Let $X$ be the set of all relations over $\mathbb N$. Let $R\in X$. Let $r(R)$ be the reflexive closure of some relation $R$. Accordingly, let $s(R)$ be the symmetric closure of $R$. I need to prove that $s(r(R))=r(s(R))$.
While this totally makes sense, I'm not sure how to formally prove this.
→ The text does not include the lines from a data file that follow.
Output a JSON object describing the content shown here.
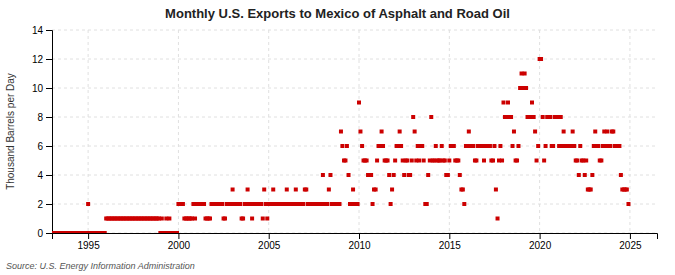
{
  "chart_data": {
    "type": "scatter",
    "title": "Monthly U.S. Exports to Mexico of Asphalt and Road Oil",
    "ylabel": "Thousand Barrels per Day",
    "annotations": [
      "Source: U.S. Energy Information Administration"
    ],
    "color": "#cc0000",
    "marker": "square",
    "grid": true,
    "xlim": [
      1993.0,
      2026.5
    ],
    "xticks": [
      1995,
      2000,
      2005,
      2010,
      2015,
      2020,
      2025
    ],
    "ylim": [
      0,
      14
    ],
    "yticks": [
      0,
      2,
      4,
      6,
      8,
      10,
      12,
      14
    ],
    "x": [
      1993.0,
      1993.08,
      1993.17,
      1993.25,
      1993.33,
      1993.42,
      1993.5,
      1993.58,
      1993.67,
      1993.75,
      1993.83,
      1993.92,
      1994.0,
      1994.08,
      1994.17,
      1994.25,
      1994.33,
      1994.42,
      1994.5,
      1994.58,
      1994.67,
      1994.75,
      1994.83,
      1994.92,
      1995.0,
      1995.08,
      1995.17,
      1995.25,
      1995.33,
      1995.42,
      1995.5,
      1995.58,
      1995.67,
      1995.75,
      1995.83,
      1995.92,
      1996.0,
      1996.08,
      1996.17,
      1996.25,
      1996.33,
      1996.42,
      1996.5,
      1996.58,
      1996.67,
      1996.75,
      1996.83,
      1996.92,
      1997.0,
      1997.08,
      1997.17,
      1997.25,
      1997.33,
      1997.42,
      1997.5,
      1997.58,
      1997.67,
      1997.75,
      1997.83,
      1997.92,
      1998.0,
      1998.08,
      1998.17,
      1998.25,
      1998.33,
      1998.42,
      1998.5,
      1998.58,
      1998.67,
      1998.75,
      1998.83,
      1998.92,
      1999.0,
      1999.08,
      1999.17,
      1999.25,
      1999.33,
      1999.42,
      1999.5,
      1999.58,
      1999.67,
      1999.75,
      1999.83,
      1999.92,
      2000.0,
      2000.08,
      2000.17,
      2000.25,
      2000.33,
      2000.42,
      2000.5,
      2000.58,
      2000.67,
      2000.75,
      2000.83,
      2000.92,
      2001.0,
      2001.08,
      2001.17,
      2001.25,
      2001.33,
      2001.42,
      2001.5,
      2001.58,
      2001.67,
      2001.75,
      2001.83,
      2001.92,
      2002.0,
      2002.08,
      2002.17,
      2002.25,
      2002.33,
      2002.42,
      2002.5,
      2002.58,
      2002.67,
      2002.75,
      2002.83,
      2002.92,
      2003.0,
      2003.08,
      2003.17,
      2003.25,
      2003.33,
      2003.42,
      2003.5,
      2003.58,
      2003.67,
      2003.75,
      2003.83,
      2003.92,
      2004.0,
      2004.08,
      2004.17,
      2004.25,
      2004.33,
      2004.42,
      2004.5,
      2004.58,
      2004.67,
      2004.75,
      2004.83,
      2004.92,
      2005.0,
      2005.08,
      2005.17,
      2005.25,
      2005.33,
      2005.42,
      2005.5,
      2005.58,
      2005.67,
      2005.75,
      2005.83,
      2005.92,
      2006.0,
      2006.08,
      2006.17,
      2006.25,
      2006.33,
      2006.42,
      2006.5,
      2006.58,
      2006.67,
      2006.75,
      2006.83,
      2006.92,
      2007.0,
      2007.08,
      2007.17,
      2007.25,
      2007.33,
      2007.42,
      2007.5,
      2007.58,
      2007.67,
      2007.75,
      2007.83,
      2007.92,
      2008.0,
      2008.08,
      2008.17,
      2008.25,
      2008.33,
      2008.42,
      2008.5,
      2008.58,
      2008.67,
      2008.75,
      2008.83,
      2008.92,
      2009.0,
      2009.08,
      2009.17,
      2009.25,
      2009.33,
      2009.42,
      2009.5,
      2009.58,
      2009.67,
      2009.75,
      2009.83,
      2009.92,
      2010.0,
      2010.08,
      2010.17,
      2010.25,
      2010.33,
      2010.42,
      2010.5,
      2010.58,
      2010.67,
      2010.75,
      2010.83,
      2010.92,
      2011.0,
      2011.08,
      2011.17,
      2011.25,
      2011.33,
      2011.42,
      2011.5,
      2011.58,
      2011.67,
      2011.75,
      2011.83,
      2011.92,
      2012.0,
      2012.08,
      2012.17,
      2012.25,
      2012.33,
      2012.42,
      2012.5,
      2012.58,
      2012.67,
      2012.75,
      2012.83,
      2012.92,
      2013.0,
      2013.08,
      2013.17,
      2013.25,
      2013.33,
      2013.42,
      2013.5,
      2013.58,
      2013.67,
      2013.75,
      2013.83,
      2013.92,
      2014.0,
      2014.08,
      2014.17,
      2014.25,
      2014.33,
      2014.42,
      2014.5,
      2014.58,
      2014.67,
      2014.75,
      2014.83,
      2014.92,
      2015.0,
      2015.08,
      2015.17,
      2015.25,
      2015.33,
      2015.42,
      2015.5,
      2015.58,
      2015.67,
      2015.75,
      2015.83,
      2015.92,
      2016.0,
      2016.08,
      2016.17,
      2016.25,
      2016.33,
      2016.42,
      2016.5,
      2016.58,
      2016.67,
      2016.75,
      2016.83,
      2016.92,
      2017.0,
      2017.08,
      2017.17,
      2017.25,
      2017.33,
      2017.42,
      2017.5,
      2017.58,
      2017.67,
      2017.75,
      2017.83,
      2017.92,
      2018.0,
      2018.08,
      2018.17,
      2018.25,
      2018.33,
      2018.42,
      2018.5,
      2018.58,
      2018.67,
      2018.75,
      2018.83,
      2018.92,
      2019.0,
      2019.08,
      2019.17,
      2019.25,
      2019.33,
      2019.42,
      2019.5,
      2019.58,
      2019.67,
      2019.75,
      2019.83,
      2019.92,
      2020.0,
      2020.08,
      2020.17,
      2020.25,
      2020.33,
      2020.42,
      2020.5,
      2020.58,
      2020.67,
      2020.75,
      2020.83,
      2020.92,
      2021.0,
      2021.08,
      2021.17,
      2021.25,
      2021.33,
      2021.42,
      2021.5,
      2021.58,
      2021.67,
      2021.75,
      2021.83,
      2021.92,
      2022.0,
      2022.08,
      2022.17,
      2022.25,
      2022.33,
      2022.42,
      2022.5,
      2022.58,
      2022.67,
      2022.75,
      2022.83,
      2022.92,
      2023.0,
      2023.08,
      2023.17,
      2023.25,
      2023.33,
      2023.42,
      2023.5,
      2023.58,
      2023.67,
      2023.75,
      2023.83,
      2023.92,
      2024.0,
      2024.08,
      2024.17,
      2024.25,
      2024.33,
      2024.42,
      2024.5,
      2024.58,
      2024.67,
      2024.75,
      2024.83,
      2024.92
    ],
    "values": [
      0.0,
      0.0,
      0.0,
      0.0,
      0.0,
      0.0,
      0.0,
      0.0,
      0.0,
      0.0,
      0.0,
      0.0,
      0.0,
      0.0,
      0.0,
      0.0,
      0.0,
      0.0,
      0.0,
      0.0,
      0.0,
      0.0,
      0.0,
      0.0,
      2.0,
      0.0,
      0.0,
      0.0,
      0.0,
      0.0,
      0.0,
      0.0,
      0.0,
      0.0,
      0.0,
      0.0,
      1.0,
      1.0,
      1.0,
      1.0,
      1.0,
      1.0,
      1.0,
      1.0,
      1.0,
      1.0,
      1.0,
      1.0,
      1.0,
      1.0,
      1.0,
      1.0,
      1.0,
      1.0,
      1.0,
      1.0,
      1.0,
      1.0,
      1.0,
      1.0,
      1.0,
      1.0,
      1.0,
      1.0,
      1.0,
      1.0,
      1.0,
      1.0,
      1.0,
      1.0,
      1.0,
      1.0,
      0.0,
      1.0,
      0.0,
      0.0,
      1.0,
      0.0,
      1.0,
      0.0,
      0.0,
      0.0,
      0.0,
      0.0,
      2.0,
      2.0,
      2.0,
      2.0,
      1.0,
      1.0,
      1.0,
      1.0,
      1.0,
      1.0,
      2.0,
      1.0,
      2.0,
      2.0,
      2.0,
      2.0,
      2.0,
      2.0,
      1.0,
      1.0,
      1.0,
      1.0,
      2.0,
      2.0,
      2.0,
      2.0,
      2.0,
      2.0,
      2.0,
      2.0,
      1.0,
      1.0,
      2.0,
      2.0,
      2.0,
      2.0,
      3.0,
      2.0,
      2.0,
      2.0,
      2.0,
      2.0,
      1.0,
      1.0,
      2.0,
      2.0,
      3.0,
      2.0,
      2.0,
      1.0,
      2.0,
      2.0,
      2.0,
      2.0,
      2.0,
      2.0,
      1.0,
      3.0,
      2.0,
      1.0,
      2.0,
      2.0,
      2.0,
      3.0,
      2.0,
      2.0,
      2.0,
      2.0,
      2.0,
      2.0,
      2.0,
      2.0,
      3.0,
      2.0,
      2.0,
      2.0,
      2.0,
      2.0,
      3.0,
      2.0,
      2.0,
      2.0,
      2.0,
      2.0,
      3.0,
      3.0,
      2.0,
      2.0,
      2.0,
      2.0,
      2.0,
      2.0,
      2.0,
      2.0,
      2.0,
      2.0,
      4.0,
      2.0,
      2.0,
      2.0,
      3.0,
      4.0,
      2.0,
      2.0,
      2.0,
      2.0,
      2.0,
      2.0,
      7.0,
      6.0,
      5.0,
      5.0,
      6.0,
      4.0,
      2.0,
      2.0,
      3.0,
      2.0,
      2.0,
      2.0,
      9.0,
      7.0,
      6.0,
      5.0,
      5.0,
      5.0,
      4.0,
      4.0,
      4.0,
      2.0,
      3.0,
      3.0,
      5.0,
      6.0,
      6.0,
      7.0,
      6.0,
      5.0,
      5.0,
      5.0,
      4.0,
      2.0,
      3.0,
      4.0,
      5.0,
      6.0,
      6.0,
      7.0,
      6.0,
      5.0,
      4.0,
      5.0,
      5.0,
      4.0,
      4.0,
      5.0,
      8.0,
      7.0,
      5.0,
      6.0,
      5.0,
      6.0,
      6.0,
      5.0,
      2.0,
      2.0,
      4.0,
      5.0,
      8.0,
      5.0,
      5.0,
      6.0,
      5.0,
      5.0,
      5.0,
      6.0,
      5.0,
      5.0,
      4.0,
      4.0,
      5.0,
      6.0,
      6.0,
      6.0,
      5.0,
      5.0,
      5.0,
      4.0,
      3.0,
      3.0,
      2.0,
      6.0,
      6.0,
      7.0,
      6.0,
      6.0,
      6.0,
      5.0,
      5.0,
      6.0,
      6.0,
      6.0,
      6.0,
      5.0,
      6.0,
      6.0,
      6.0,
      6.0,
      5.0,
      5.0,
      6.0,
      3.0,
      1.0,
      5.0,
      6.0,
      5.0,
      9.0,
      8.0,
      8.0,
      9.0,
      8.0,
      8.0,
      6.0,
      7.0,
      5.0,
      5.0,
      6.0,
      10.0,
      11.0,
      10.0,
      11.0,
      10.0,
      8.0,
      8.0,
      8.0,
      9.0,
      8.0,
      7.0,
      5.0,
      6.0,
      12.0,
      12.0,
      8.0,
      5.0,
      6.0,
      8.0,
      8.0,
      8.0,
      6.0,
      6.0,
      8.0,
      8.0,
      8.0,
      6.0,
      8.0,
      6.0,
      7.0,
      6.0,
      6.0,
      6.0,
      6.0,
      6.0,
      7.0,
      6.0,
      5.0,
      5.0,
      4.0,
      6.0,
      5.0,
      5.0,
      4.0,
      5.0,
      3.0,
      3.0,
      3.0,
      4.0,
      6.0,
      7.0,
      6.0,
      6.0,
      5.0,
      5.0,
      6.0,
      7.0,
      6.0,
      7.0,
      6.0,
      6.0,
      7.0,
      7.0,
      6.0,
      6.0,
      6.0,
      6.0,
      4.0,
      3.0,
      3.0,
      3.0,
      3.0,
      2.0
    ]
  }
}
For any $(a,b)\in R$ such that $a\neq b$ we have that $r(R)=\{(a,b)\}\cup \{(a,a), (b,b)\}$. If $(a,a)\in R$ then $r(R)=R$. So essentially $r(R)$ is a union of all original pairs in $R$ plus their reflexive "counterparts". Applying $s$ onto $r(R)$ will add symmetric "counterparts" for all pairs $(a,b)$ such that $a\neq b$ while the pairs of type $(a,a)$ are already symmetric. So all pairs $(a,a)\in R$ are already symmetric and reflexive therefore applying $s$ and $r$ on them will just return the pairs themselves, while applying $r$ and $s$ on all pairs $(a,b)$ will result in the union of symmetric and reflexive pairs which is the same for $s(r(R))=r(s(R))$.
R' = { (a,b) : bRa }. sR = R $\cup$ R'. rR = R $\cup$ N×N.
rsR = sR $\cup$ N×N = R $\cup$ R' $\cup$ N×N.
srR = s(R $\cup$ N×N) = R $\cup$ N×N $\cup$ (R $\cup$ N×N)'
. . = R $\cup$ N×N $\cup$ R' $\cup$ N×N.